Don’t doubt for a second that God is there when we are hurting and confused. When we say, like those disciples; “I had hoped” as some crisis overtakes us. “I had hoped the news would be better.”” I had hoped I’d get the job”, “I had hoped my money had lasted longer this week” I had hoped but my hopes were dashed. I had hoped, because Jesus is there when our hopes are dashed.
And how does Jesus meet us when we despair? He meets us in scripture, as he did here. “And Jesus explained to them what was said about himself in all the scriptures, beginning with the books of Moses and all the prophets” He meets us as we read it ourselves and as we hear it read in church, as it speaks to us with an authority that no other book has.
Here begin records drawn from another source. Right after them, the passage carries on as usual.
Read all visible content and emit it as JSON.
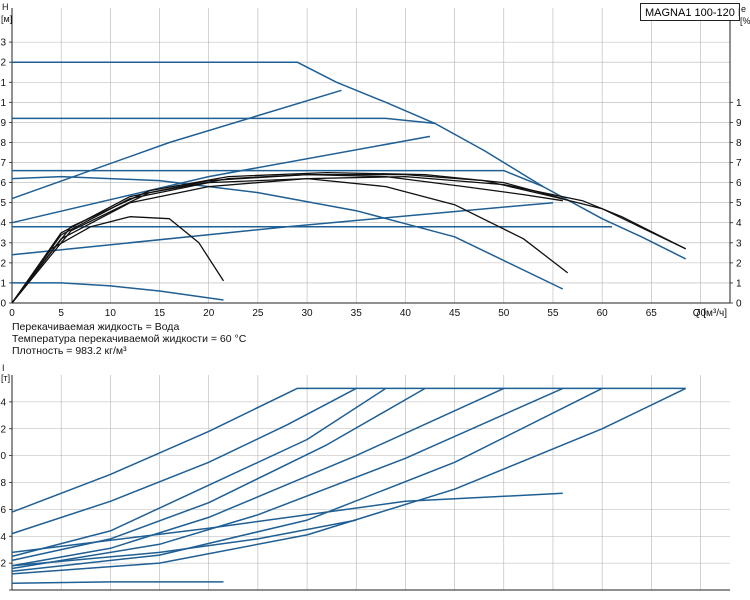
{
  "header": {
    "model": "MAGNA1 100-120 F"
  },
  "fluid_info": {
    "line1": "Перекачиваемая жидкость = Вода",
    "line2": "Температура перекачиваемой жидкости = 60 °C",
    "line3": "Плотность = 983.2 кг/м³"
  },
  "corner_labels": {
    "top_left_symbol": "H",
    "top_left_unit": "[м]",
    "top_right_symbol": "e",
    "top_right_unit": "[%",
    "bottom_left_symbol": "I",
    "bottom_left_unit": "[т]"
  },
  "colors": {
    "pump_curve": "#1f5f94",
    "efficiency_curve": "#111111",
    "grid": "#b5b5b5"
  },
  "chart_data": [
    {
      "type": "line",
      "title": "",
      "xlabel": "Q [м³/ч]",
      "ylabel": "H [м]",
      "xlim": [
        0,
        73
      ],
      "ylim": [
        0,
        14.7
      ],
      "x_ticks": [
        0,
        5,
        10,
        15,
        20,
        25,
        30,
        35,
        40,
        45,
        50,
        55,
        60,
        65,
        70
      ],
      "y_ticks": [
        0,
        1,
        2,
        3,
        4,
        5,
        6,
        7,
        8,
        9,
        10,
        11,
        12,
        13
      ],
      "y_tick_labels": [
        "0",
        "1",
        "2",
        "3",
        "4",
        "5",
        "6",
        "7",
        "8",
        "9",
        "1",
        "1",
        "2",
        "3"
      ],
      "right_tick_labels": [
        "0",
        "1",
        "2",
        "3",
        "4",
        "5",
        "6",
        "7",
        "8",
        "9",
        "1"
      ],
      "grid": true,
      "series": [
        {
          "color": "#1f5f94",
          "points": [
            [
              0,
              12
            ],
            [
              29,
              12
            ],
            [
              33,
              11
            ],
            [
              38,
              10
            ],
            [
              43,
              8.95
            ],
            [
              48,
              7.6
            ],
            [
              54,
              5.8
            ],
            [
              60,
              4.2
            ],
            [
              64,
              3.3
            ],
            [
              68.5,
              2.2
            ]
          ]
        },
        {
          "color": "#1f5f94",
          "points": [
            [
              0,
              9.2
            ],
            [
              29,
              9.2
            ],
            [
              38,
              9.2
            ],
            [
              43,
              8.95
            ]
          ]
        },
        {
          "color": "#1f5f94",
          "points": [
            [
              0,
              6.6
            ],
            [
              40,
              6.6
            ],
            [
              50,
              6.6
            ],
            [
              54,
              5.8
            ]
          ]
        },
        {
          "color": "#1f5f94",
          "points": [
            [
              0,
              3.8
            ],
            [
              40,
              3.8
            ],
            [
              61,
              3.8
            ]
          ]
        },
        {
          "color": "#1f5f94",
          "points": [
            [
              0,
              5.2
            ],
            [
              16,
              8.0
            ],
            [
              33.5,
              10.6
            ]
          ]
        },
        {
          "color": "#1f5f94",
          "points": [
            [
              0,
              4.0
            ],
            [
              20,
              6.3
            ],
            [
              42.5,
              8.3
            ]
          ]
        },
        {
          "color": "#1f5f94",
          "points": [
            [
              0,
              2.4
            ],
            [
              28,
              3.8
            ],
            [
              55,
              5.0
            ]
          ]
        },
        {
          "color": "#1f5f94",
          "points": [
            [
              0,
              6.2
            ],
            [
              5,
              6.3
            ],
            [
              15,
              6.1
            ],
            [
              25,
              5.5
            ],
            [
              35,
              4.6
            ],
            [
              45,
              3.3
            ],
            [
              56,
              0.7
            ]
          ]
        },
        {
          "color": "#1f5f94",
          "points": [
            [
              0,
              1.0
            ],
            [
              5,
              1.0
            ],
            [
              10,
              0.85
            ],
            [
              15,
              0.6
            ],
            [
              21.5,
              0.15
            ]
          ]
        },
        {
          "color": "#111111",
          "points": [
            [
              0,
              0
            ],
            [
              4,
              2.7
            ],
            [
              8,
              3.8
            ],
            [
              12,
              4.3
            ],
            [
              16,
              4.2
            ],
            [
              19,
              3.0
            ],
            [
              21.5,
              1.1
            ]
          ]
        },
        {
          "color": "#111111",
          "points": [
            [
              0,
              0
            ],
            [
              5,
              3.4
            ],
            [
              12,
              5.2
            ],
            [
              20,
              6.0
            ],
            [
              30,
              6.2
            ],
            [
              38,
              5.8
            ],
            [
              45,
              4.9
            ],
            [
              52,
              3.2
            ],
            [
              56.5,
              1.5
            ]
          ]
        },
        {
          "color": "#111111",
          "points": [
            [
              0,
              0
            ],
            [
              5,
              3.2
            ],
            [
              12,
              5.0
            ],
            [
              20,
              5.8
            ],
            [
              30,
              6.2
            ],
            [
              40,
              6.3
            ],
            [
              50,
              5.9
            ],
            [
              58,
              5.1
            ],
            [
              62,
              4.3
            ],
            [
              68.5,
              2.7
            ]
          ]
        },
        {
          "color": "#111111",
          "points": [
            [
              0,
              0
            ],
            [
              5,
              3.5
            ],
            [
              12,
              5.3
            ],
            [
              20,
              6.1
            ],
            [
              30,
              6.4
            ],
            [
              40,
              6.4
            ],
            [
              48,
              6.1
            ],
            [
              55,
              5.3
            ],
            [
              60,
              4.7
            ],
            [
              68.5,
              2.7
            ]
          ]
        },
        {
          "color": "#111111",
          "points": [
            [
              0,
              0
            ],
            [
              6,
              3.6
            ],
            [
              14,
              5.5
            ],
            [
              22,
              6.2
            ],
            [
              30,
              6.4
            ],
            [
              38,
              6.3
            ],
            [
              46,
              5.8
            ],
            [
              52,
              5.4
            ],
            [
              56,
              5.1
            ]
          ]
        },
        {
          "color": "#111111",
          "points": [
            [
              0,
              0
            ],
            [
              6,
              3.8
            ],
            [
              14,
              5.6
            ],
            [
              22,
              6.3
            ],
            [
              32,
              6.5
            ],
            [
              42,
              6.4
            ],
            [
              50,
              6.0
            ],
            [
              56,
              5.2
            ]
          ]
        }
      ]
    },
    {
      "type": "line",
      "title": "",
      "xlabel": "",
      "ylabel": "I [т]",
      "xlim": [
        0,
        73
      ],
      "ylim": [
        0,
        16
      ],
      "x_ticks": [
        0,
        5,
        10,
        15,
        20,
        25,
        30,
        35,
        40,
        45,
        50,
        55,
        60,
        65,
        70
      ],
      "y_ticks": [
        0,
        2,
        4,
        6,
        8,
        10,
        12,
        14
      ],
      "y_tick_labels": [
        "",
        "2",
        "4",
        "6",
        "8",
        "0",
        "2",
        "4"
      ],
      "grid": true,
      "series": [
        {
          "color": "#1f5f94",
          "points": [
            [
              0,
              5.8
            ],
            [
              10,
              8.6
            ],
            [
              20,
              11.8
            ],
            [
              29,
              15.0
            ],
            [
              68.5,
              15.0
            ]
          ]
        },
        {
          "color": "#1f5f94",
          "points": [
            [
              0,
              4.2
            ],
            [
              10,
              6.6
            ],
            [
              20,
              9.5
            ],
            [
              28,
              12.3
            ],
            [
              35,
              15.0
            ]
          ]
        },
        {
          "color": "#1f5f94",
          "points": [
            [
              0,
              2.5
            ],
            [
              10,
              4.4
            ],
            [
              20,
              7.8
            ],
            [
              30,
              11.2
            ],
            [
              38,
              15.0
            ]
          ]
        },
        {
          "color": "#1f5f94",
          "points": [
            [
              0,
              2.2
            ],
            [
              10,
              3.8
            ],
            [
              20,
              6.5
            ],
            [
              32,
              10.8
            ],
            [
              42,
              15.0
            ]
          ]
        },
        {
          "color": "#1f5f94",
          "points": [
            [
              0,
              1.8
            ],
            [
              10,
              3.1
            ],
            [
              20,
              5.4
            ],
            [
              35,
              10.0
            ],
            [
              50,
              15.0
            ]
          ]
        },
        {
          "color": "#1f5f94",
          "points": [
            [
              0,
              1.6
            ],
            [
              15,
              3.4
            ],
            [
              25,
              5.6
            ],
            [
              40,
              9.8
            ],
            [
              56,
              15.0
            ]
          ]
        },
        {
          "color": "#1f5f94",
          "points": [
            [
              0,
              1.4
            ],
            [
              15,
              2.6
            ],
            [
              30,
              5.2
            ],
            [
              45,
              9.5
            ],
            [
              60,
              15.0
            ]
          ]
        },
        {
          "color": "#1f5f94",
          "points": [
            [
              0,
              1.2
            ],
            [
              15,
              2.0
            ],
            [
              30,
              4.1
            ],
            [
              45,
              7.5
            ],
            [
              60,
              12.0
            ],
            [
              68.5,
              15.0
            ]
          ]
        },
        {
          "color": "#1f5f94",
          "points": [
            [
              0,
              0.5
            ],
            [
              10,
              0.6
            ],
            [
              21.5,
              0.6
            ]
          ]
        },
        {
          "color": "#1f5f94",
          "points": [
            [
              0,
              2.8
            ],
            [
              20,
              4.6
            ],
            [
              30,
              5.6
            ],
            [
              40,
              6.6
            ],
            [
              56,
              7.2
            ]
          ]
        },
        {
          "color": "#1f5f94",
          "points": [
            [
              0,
              1.8
            ],
            [
              15,
              2.8
            ],
            [
              25,
              3.8
            ],
            [
              35,
              5.2
            ]
          ]
        }
      ]
    }
  ]
}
And he meets us in the breaking of bread, as he did with the disciples here. He meets us not just in the breaking of bread at communion, but in fellowship with each other. He meets us in the conversations we have with each other. He meets us in the coffee and biscuits after the service.
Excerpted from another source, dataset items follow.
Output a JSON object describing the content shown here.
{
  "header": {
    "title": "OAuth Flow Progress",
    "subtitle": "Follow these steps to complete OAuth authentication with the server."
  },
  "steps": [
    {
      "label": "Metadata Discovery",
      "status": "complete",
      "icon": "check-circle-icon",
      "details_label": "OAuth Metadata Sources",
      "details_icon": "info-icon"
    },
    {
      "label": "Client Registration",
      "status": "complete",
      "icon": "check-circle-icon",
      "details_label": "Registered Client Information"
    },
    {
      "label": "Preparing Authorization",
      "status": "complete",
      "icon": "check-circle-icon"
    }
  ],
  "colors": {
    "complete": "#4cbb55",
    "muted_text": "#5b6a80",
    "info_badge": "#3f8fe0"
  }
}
We could have been given a story of one man, one disciple, who met Jesus on the road. But we didn’t; it’s two. Look at the way they share their excitement with each other. “Didn’t our hearts burn within us. Didn’t we share the same experience” It wouldn’t be the same story with one excited disciple hurrying back to Jerusalem, down the same path he’d trudged up a little while before, desperate to tell somebody what he’d seen, perhaps even doubting he’d seen it at all. That’s why this fellowship at Kings Road is such a joy, because it is a fellowship.
This isn’t something we make happen. This is all God. We see this in the story. The disciples’ eyes were kept from seeing it was Jesus. It wasn’t that they should have seen it was Jesus but somehow they didn’t recognise him. Jesus didn’t say, “Not only are you foolish, but you didn’t even recognise me!” In the same way their eyes are opened when Jesus breaks the bread. God’s spirit and power are at work in that moment. As they are at every moment, whether we see it or not. And that power is seen at its most powerful in the fact that Jesus is brought back to life on Easter morning.
Look up not down. Look up to the solution to all our problems, not down to the problem itself. Look up not down.